Development of rationale strategies for therapeutic intervention in aging processes is indispensable for preventing any age-related disorders including diabetes, heart attack, stroke, osteoporosis, cancer, chronic kidney disease, and dementia. Aging processes can be accelerated or suppressed by various environmental factors including nutrients in diet. Among various essential nutrients, recent studies have identified inorganic phosphate as an accelerator of aging processes. Mice defective in Klotho gene expression inappropriately retain inorganic phosphate in the body due to defects in renal phosphate excretion. Phosphate retention in Klotho deficient mice is associated with a premature aging syndrome, including shortened life span, hypogonadism, growth arrest, hearing loss, cognition impairment, osteopenia, vascular calcification, pulmonary emphysema, atrophy of the skin, muscle, and thymus. Importantly, these aging-like phenotypes are rescued by low phosphate diet. Thus, phosphate retention is toxic and accelerates aging. Klotho protein is secreted from kidney and functions as a soluble factor that promotes phosphate excretion into urine. These observations have raised the possibility that Klotho replacement therapy may prevent phosphate retention and suppress aging processes caused by Klotho deficiency. The long-term goal of this project is to prove this hypothesis. Klotho deficiency is typically observed in the aged and patients with chronic kidney disease (CKD).

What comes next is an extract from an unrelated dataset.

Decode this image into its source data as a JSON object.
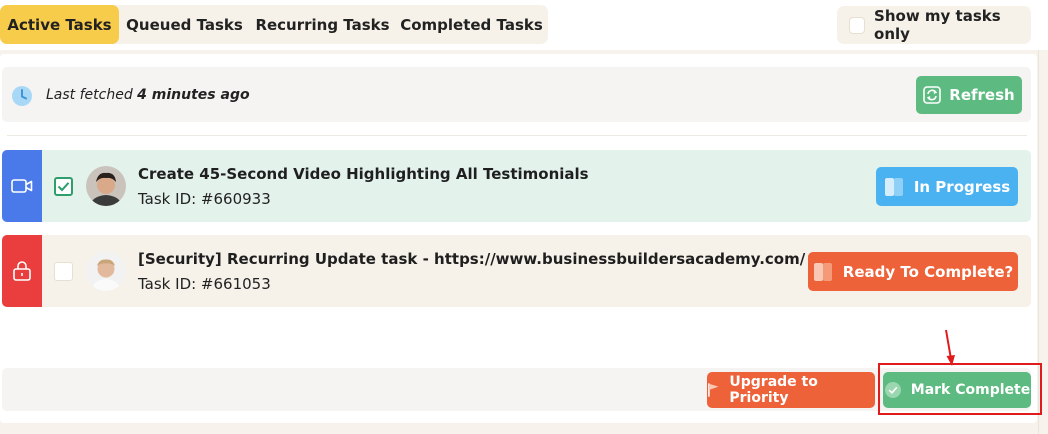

More than 26 million Americans, or 13% of total population, have CKD, which can result in renal failure and is increasingly recognized as a major public health problem in aging society. The goal of this project is to test whether Klotho replacement therapy is effective in the treatment of age-related disorders and CKD.
Specific aims to attain this goal are 1) to determine whether administration of secreted Klotho protein restores accelerated aging in Klotho deficient mice and 2) to determine whether administration of secreted Klotho protein prevents progression of CKD in a mouse model. These experiments are expected to provide a rational therapeutic intervention in aging and CKD.
Project Narrative Reduced expression of an aging suppressor gene Klotho may be involved in the pathogenesis of aging and chronic kidney disease. The purpose of this project is to test whether supplementation of Klotho protein is effective in preventing progression of aging and chronic kidney disease in pre- clinical studies. If successful, this project would justify Klotho replacement therapy as a rational therapeutic intervention in aging and chronic kidney disease, which would have profound impacts on medical practice in general.